2. Right side grease was AOK and inner surfaces looked impeccable.
some pics of the pitting blurry because they are phone pics taken in the dark



Tools and parts required:
1. Torque wrench
2. 14mm socket and wrench for bolts on cv joints
3. 17mm socket for bolts on balljoints
4. 19mm socket for torquing wheel lugs
5. Needle nose pliers for band clamps.
6. Socket extension piece medium sized
7. Redline CV-2 grease
8. Balljoint seperator tool ($15)
9. Jack and jackstands
Tips--
A. to undo cv joint bolts, apply parking brake and do 1-2 bolts at a time, then undo brake and rotate wheel and then apply brake , repeat till all bolts are loosend. This process also helps for torquing them down.
B. To get enougn play with the halfshafts undo lower ball joint and swing hub in toe in direction.
C. To undo boot clamps just get pliers and squeeze them like they are the neck of your sworn enemy.
yes i was experiencing some pretty bad vibration on acceleration and cornering.
However this swap only removed the bad part of the vibration (75%), now there is still a little vibration on hard acceleratin at speed, and slightly more when cornering. Which leads me to believe that the the left outer cv joint also needs work, im not sure if it can be swapped like the inner ones, im gonna look into it a bit more.
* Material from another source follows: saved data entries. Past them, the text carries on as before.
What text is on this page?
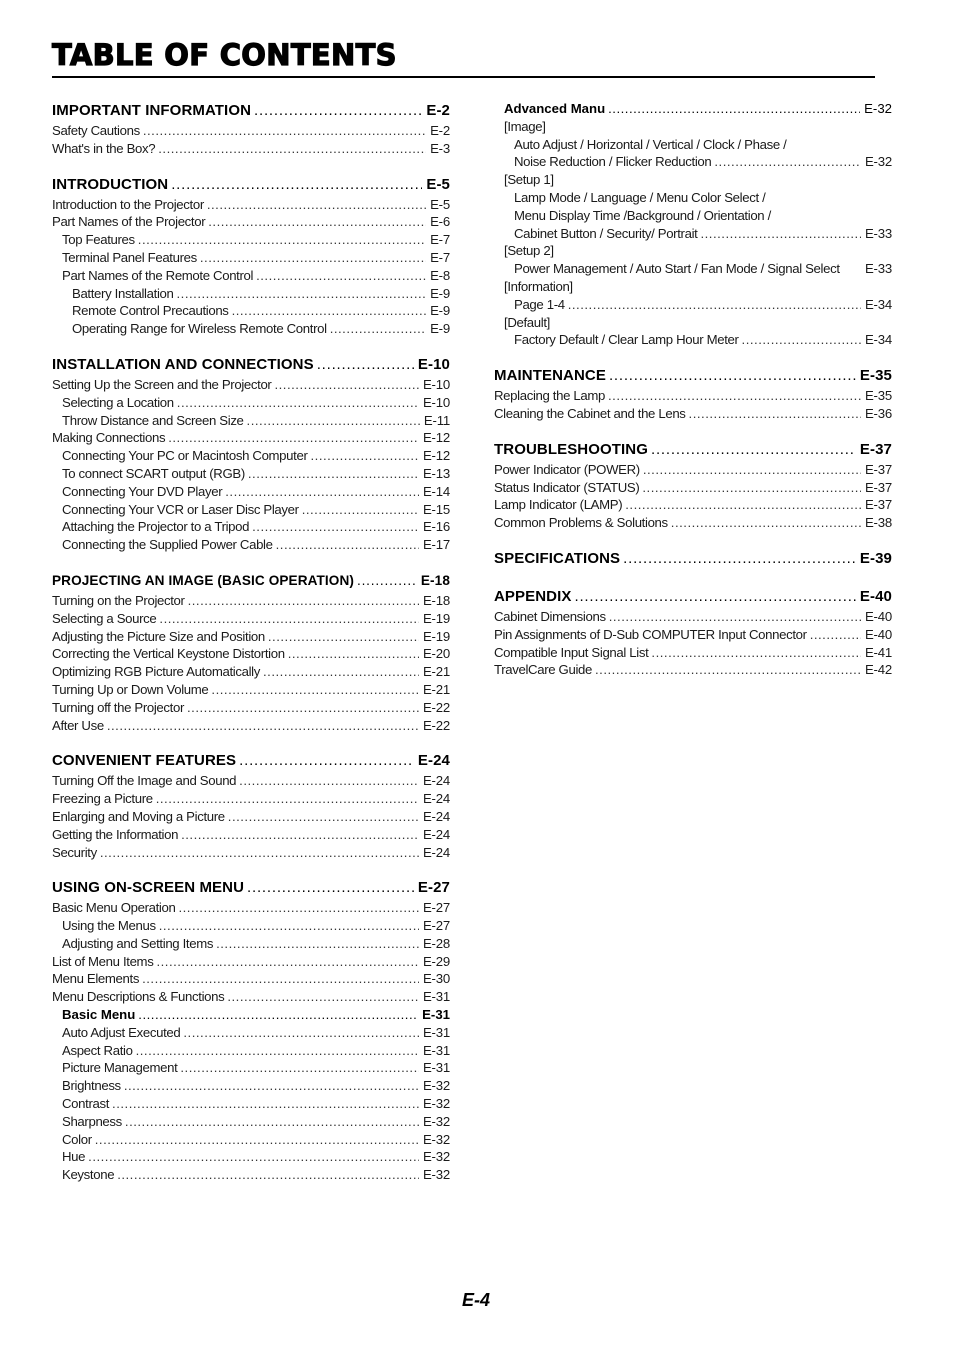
TABLE OF CONTENTS
IMPORTANT INFORMATION .....	E-2
Safety Cautions .....	E-2
What's in the Box? .....	E-3
INTRODUCTION .....	E-5
Introduction to the Projector .....	E-5
Part Names of the Projector .....	E-6
Top Features .....	E-7
Terminal Panel Features .....	E-7
Part Names of the Remote Control .....	E-8
Battery Installation .....	E-9
Remote Control Precautions .....	E-9
Operating Range for Wireless Remote Control .....	E-9
INSTALLATION AND CONNECTIONS .....	E-10
Setting Up the Screen and the Projector .....	E-10
Selecting a Location .....	E-10
Throw Distance and Screen Size .....	E-11
Making Connections .....	E-12
Connecting Your PC or Macintosh Computer .....	E-12
To connect SCART output (RGB) .....	E-13
Connecting Your DVD Player .....	E-14
Connecting Your VCR or Laser Disc Player .....	E-15
Attaching the Projector to a Tripod .....	E-16
Connecting the Supplied Power Cable .....	E-17
PROJECTING AN IMAGE (BASIC OPERATION) .....	E-18
Turning on the Projector .....	E-18
Selecting a Source .....	E-19
Adjusting the Picture Size and Position .....	E-19
Correcting the Vertical Keystone Distortion .....	E-20
Optimizing RGB Picture Automatically .....	E-21
Turning Up or Down Volume .....	E-21
Turning off the Projector .....	E-22
After Use .....	E-22
CONVENIENT FEATURES .....	E-24
Turning Off the Image and Sound .....	E-24
Freezing a Picture .....	E-24
Enlarging and Moving a Picture .....	E-24
Getting the Information .....	E-24
Security .....	E-24
USING ON-SCREEN MENU .....	E-27
Basic Menu Operation .....	E-27
Using the Menus .....	E-27
Adjusting and Setting Items .....	E-28
List of Menu Items .....	E-29
Menu Elements .....	E-30
Menu Descriptions & Functions .....	E-31
Basic Menu .....	E-31
Auto Adjust Executed .....	E-31
Aspect Ratio .....	E-31
Picture Management .....	E-31
Brightness .....	E-32
Contrast .....	E-32
Sharpness .....	E-32
Color .....	E-32
Hue .....	E-32
Keystone .....	E-32
Advanced Manu .....	E-32
[Image]
Auto Adjust / Horizontal / Vertical / Clock / Phase /
Noise Reduction / Flicker Reduction .....	E-32
[Setup 1]
Lamp Mode / Language / Menu Color Select /
Menu Display Time /Background / Orientation /
Cabinet Button / Security/ Portrait .....	E-33
[Setup 2]
Power Management / Auto Start / Fan Mode / Signal Select E-33
[Information]
Page 1-4 .....	E-34
[Default]
Factory Default / Clear Lamp Hour Meter .....	E-34
MAINTENANCE .....	E-35
Replacing the Lamp .....	E-35
Cleaning the Cabinet and the Lens .....	E-36
TROUBLESHOOTING .....	E-37
Power Indicator (POWER) .....	E-37
Status Indicator (STATUS) .....	E-37
Lamp Indicator (LAMP) .....	E-37
Common Problems & Solutions .....	E-38
SPECIFICATIONS .....	E-39
APPENDIX .....	E-40
Cabinet Dimensions .....	E-40
Pin Assignments of D-Sub COMPUTER Input Connector .....	E-40
Compatible Input Signal List .....	E-41
TravelCare Guide .....	E-42
E-4
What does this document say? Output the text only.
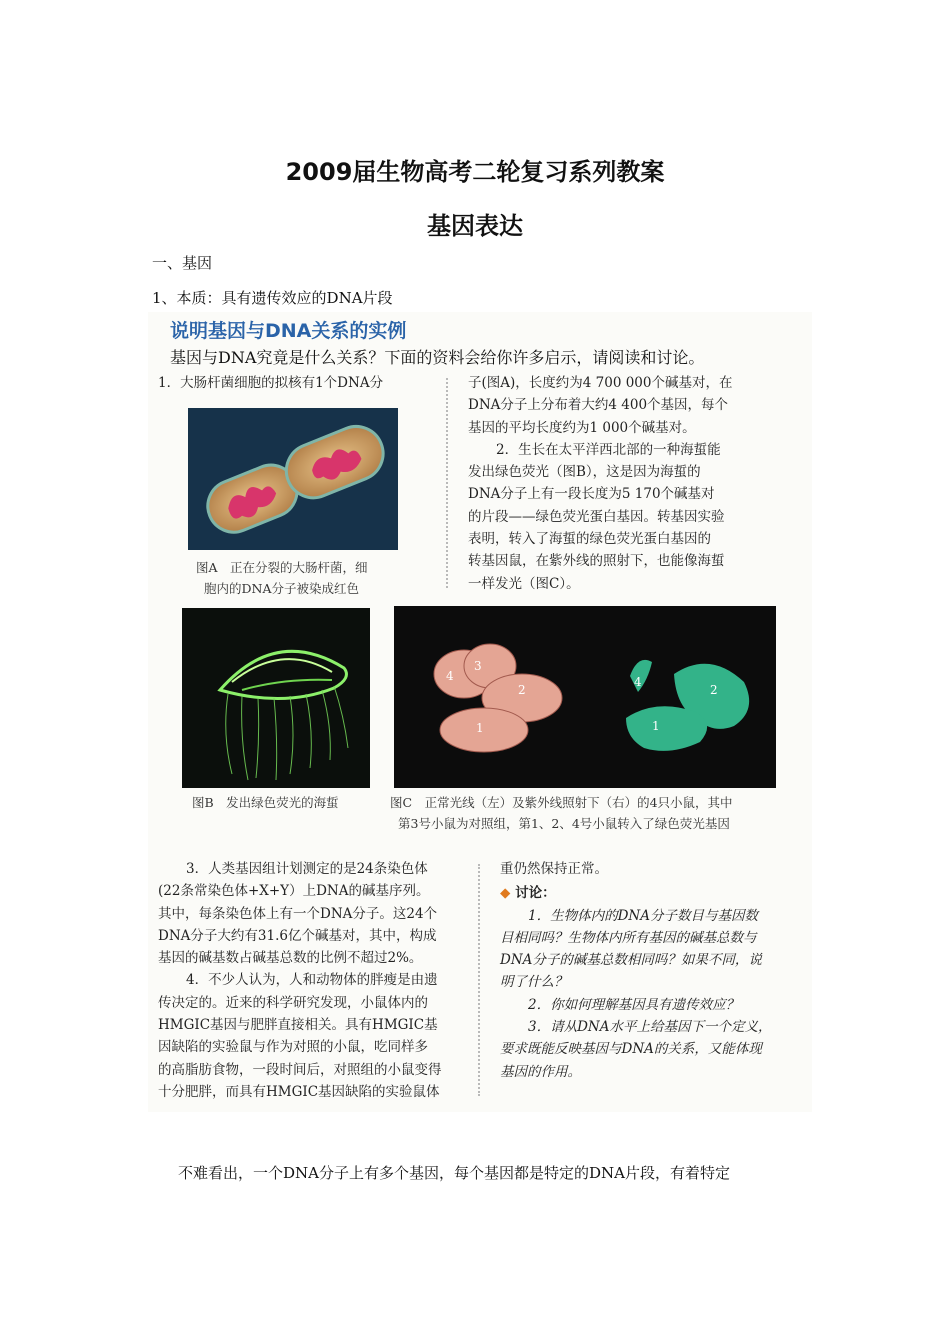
2009届生物高考二轮复习系列教案
基因表达
一、基因
1、本质：具有遗传效应的DNA片段
说明基因与DNA关系的实例
基因与DNA究竟是什么关系？下面的资料会给你许多启示，请阅读和讨论。
1．大肠杆菌细胞的拟核有1个DNA分	子(图A)，长度约为4 700 000个碱基对，在
DNA分子上分布着大约4 400个基因，每个
基因的平均长度约为1 000个碱基对。
2．生长在太平洋西北部的一种海蜇能
发出绿色荧光（图B），这是因为海蜇的
DNA分子上有一段长度为5 170个碱基对
的片段——绿色荧光蛋白基因。转基因实验
表明，转入了海蜇的绿色荧光蛋白基因的
转基因鼠，在紫外线的照射下，也能像海蜇
一样发光（图C）。
图A　正在分裂的大肠杆菌，细
胞内的DNA分子被染成红色
4
3
2
1
4
2
1
图B　发出绿色荧光的海蜇	图C　正常光线（左）及紫外线照射下（右）的4只小鼠，其中
第3号小鼠为对照组，第1、2、4号小鼠转入了绿色荧光基因
3．人类基因组计划测定的是24条染色体
(22条常染色体+X+Y）上DNA的碱基序列。
其中，每条染色体上有一个DNA分子。这24个
DNA分子大约有31.6亿个碱基对，其中，构成
基因的碱基数占碱基总数的比例不超过2%。
4．不少人认为，人和动物体的胖瘦是由遗
传决定的。近来的科学研究发现，小鼠体内的
HMGIC基因与肥胖直接相关。具有HMGIC基
因缺陷的实验鼠与作为对照的小鼠，吃同样多
的高脂肪食物，一段时间后，对照组的小鼠变得
十分肥胖，而具有HMGIC基因缺陷的实验鼠体
重仍然保持正常。
◆ 讨论：
1．生物体内的DNA分子数目与基因数
目相同吗？生物体内所有基因的碱基总数与
DNA分子的碱基总数相同吗？如果不同，说
明了什么？
2．你如何理解基因具有遗传效应？
3．请从DNA水平上给基因下一个定义，
要求既能反映基因与DNA的关系，又能体现
基因的作用。
不难看出，一个DNA分子上有多个基因，每个基因都是特定的DNA片段，有着特定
Tommorow im gonna jack up the car again and actually check the torque on everything, as well as do tranny and diff fluid changes. While the car is up i may actually remove the left axle completely and take the outer joint appart to look for wear.
I have two questions:
1. Can anyone tell me if the outer joints can be swapped like the inner ones?
2. Do you think that the pitted side of the once left cv joint (now on right side) is actually in contact with the roller when deccelerating with engine? (i know its in contact when in reverse, but cannot feel it at low speed/throttle)
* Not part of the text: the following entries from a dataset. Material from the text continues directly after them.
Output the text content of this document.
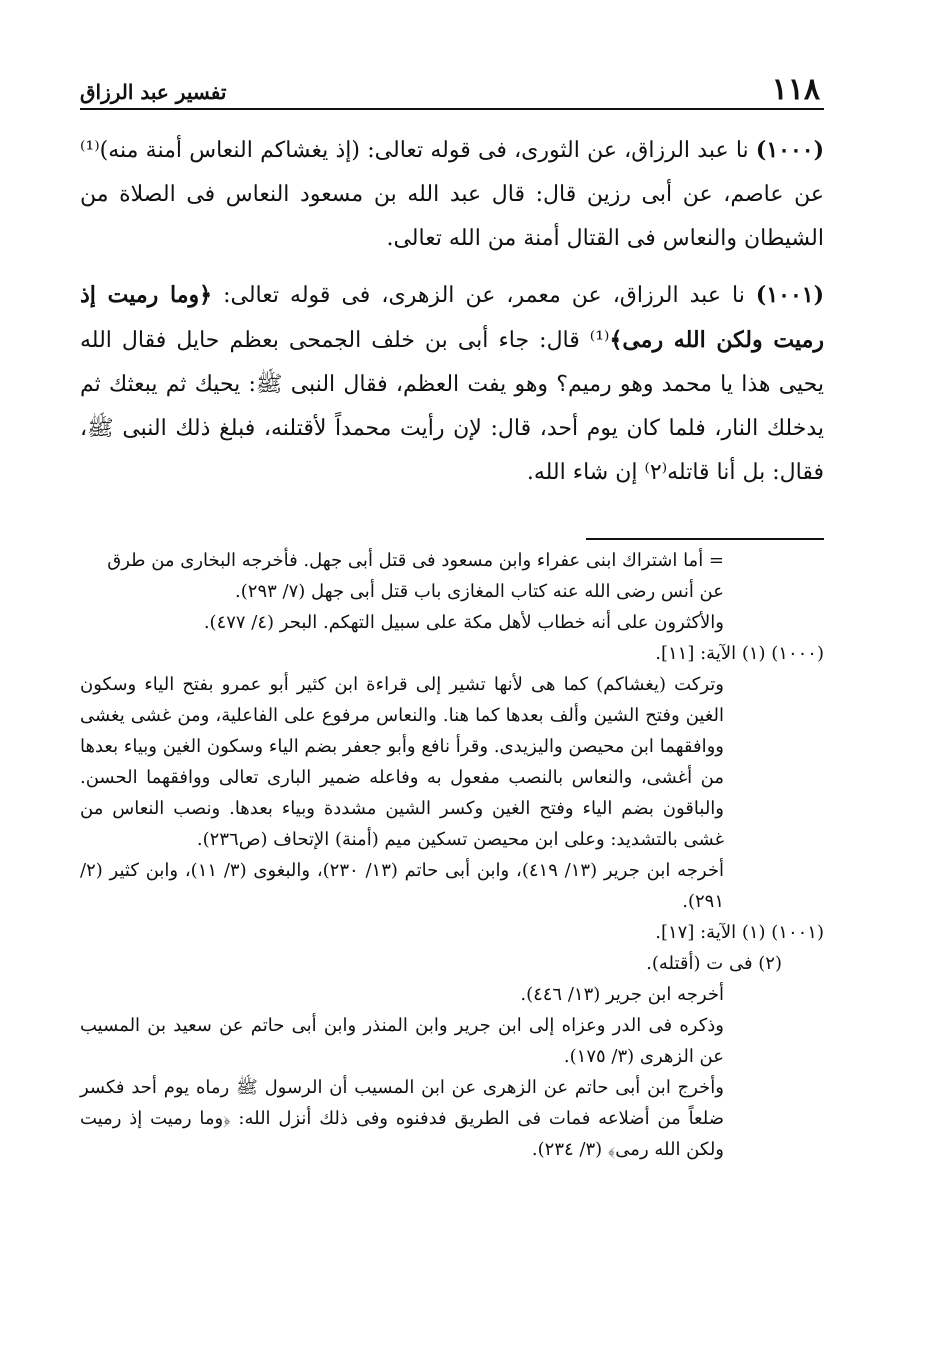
١١٨
تفسير عبد الرزاق

(١٠٠٠) نا عبد الرزاق، عن الثورى، فى قوله تعالى: (إذ يغشاكم النعاس أمنة منه)⁽¹⁾ عن عاصم، عن أبى رزين قال: قال عبد الله بن مسعود النعاس فى الصلاة من الشيطان والنعاس فى القتال أمنة من الله تعالى.

(١٠٠١) نا عبد الرزاق، عن معمر، عن الزهرى، فى قوله تعالى: ﴿وما رميت إذ رميت ولكن الله رمى﴾⁽¹⁾ قال: جاء أبى بن خلف الجمحى بعظم حايل فقال الله يحيى هذا يا محمد وهو رميم؟ وهو يفت العظم، فقال النبى ﷺ: يحيك ثم يبعثك ثم يدخلك النار، فلما كان يوم أحد، قال: لإن رأيت محمداً لأقتلنه، فبلغ ذلك النبى ﷺ، فقال: بل أنا قاتله⁽٢⁾ إن شاء الله.

= أما اشتراك ابنى عفراء وابن مسعود فى قتل أبى جهل. فأخرجه البخارى من طرق
عن أنس رضى الله عنه كتاب المغازى باب قتل أبى جهل (٧/ ٢٩٣).
والأكثرون على أنه خطاب لأهل مكة على سبيل التهكم. البحر (٤/ ٤٧٧).
(١٠٠٠) (١) الآية: [١١].
وتركت (يغشاكم) كما هى لأنها تشير إلى قراءة ابن كثير أبو عمرو بفتح الياء وسكون الغين وفتح الشين وألف بعدها كما هنا. والنعاس مرفوع على الفاعلية، ومن غشى يغشى ووافقهما ابن محيصن واليزيدى. وقرأ نافع وأبو جعفر بضم الياء وسكون الغين وبياء بعدها من أغشى، والنعاس بالنصب مفعول به وفاعله ضمير البارى تعالى ووافقهما الحسن. والباقون بضم الياء وفتح الغين وكسر الشين مشددة وبياء بعدها. ونصب النعاس من غشى بالتشديد: وعلى ابن محيصن تسكين ميم (أمنة) الإتحاف (ص٢٣٦).
أخرجه ابن جرير (١٣/ ٤١٩)، وابن أبى حاتم (١٣/ ٢٣٠)، والبغوى (٣/ ١١)، وابن كثير (٢/ ٢٩١).
(١٠٠١) (١) الآية: [١٧].
(٢) فى ت (أقتله).
أخرجه ابن جرير (١٣/ ٤٤٦).
وذكره فى الدر وعزاه إلى ابن جرير وابن المنذر وابن أبى حاتم عن سعيد بن المسيب عن الزهرى (٣/ ١٧٥).
وأخرج ابن أبى حاتم عن الزهرى عن ابن المسيب أن الرسول ﷺ رماه يوم أحد فكسر ضلعاً من أضلاعه فمات فى الطريق فدفنوه وفى ذلك أنزل الله: ﴿وما رميت إذ رميت ولكن الله رمى﴾ (٣/ ٢٣٤).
However this swap only removed the bad part of the vibration (75%), now there is still a little vibration on hard acceleratin at speed, and slightly more when cornering. Which leads me to believe that the the left outer cv joint also needs work, im not sure if it can be swapped like the inner ones, im gonna look into it a bit more.
Tommorow im gonna jack up the car again and actually check the torque on everything, as well as do tranny and diff fluid changes. While the car is up i may actually remove the left axle completely and take the outer joint appart to look for wear.
I have two questions:
1. Can anyone tell me if the outer joints can be swapped like the inner ones?
2. Do you think that the pitted side of the once left cv joint (now on right side) is actually in contact with the roller when deccelerating with engine? (i know its in contact when in reverse, but cannot feel it at low speed/throttle)
I'm sure the answer to #2 is yes. But the torque applied is so low it shouldnt matter at all.
I've never heard of anyone swapping the outer joints and only recently heard of anyone replacing them. Let us know what you find out.
I've never heard of anyone swapping the outer joints and only recently heard of anyone replacing them. Let us know what you find out.
hmm thats what i thought.
BTW the part #'s are the same for both right and left inner, as well as right and left outer. (so only two different #'s)
And the shop manual shows how to dissasemble the joints and put them back together. It mentions a special tool and clamping the axle in a and using a slide hammer to seperate the driveshaft from the outer joint.
But instead of rollers i see a splined shaft going into the outer joint , so im not sure if swapping will help.
BTW the part #'s are the same for both right and left inner, as well as right and left outer. (so only two different #'s)
And the shop manual shows how to dissasemble the joints and put them back together. It mentions a special tool and clamping the axle in a and using a slide hammer to seperate the driveshaft from the outer joint.
But instead of rollers i see a splined shaft going into the outer joint , so im not sure if swapping will help.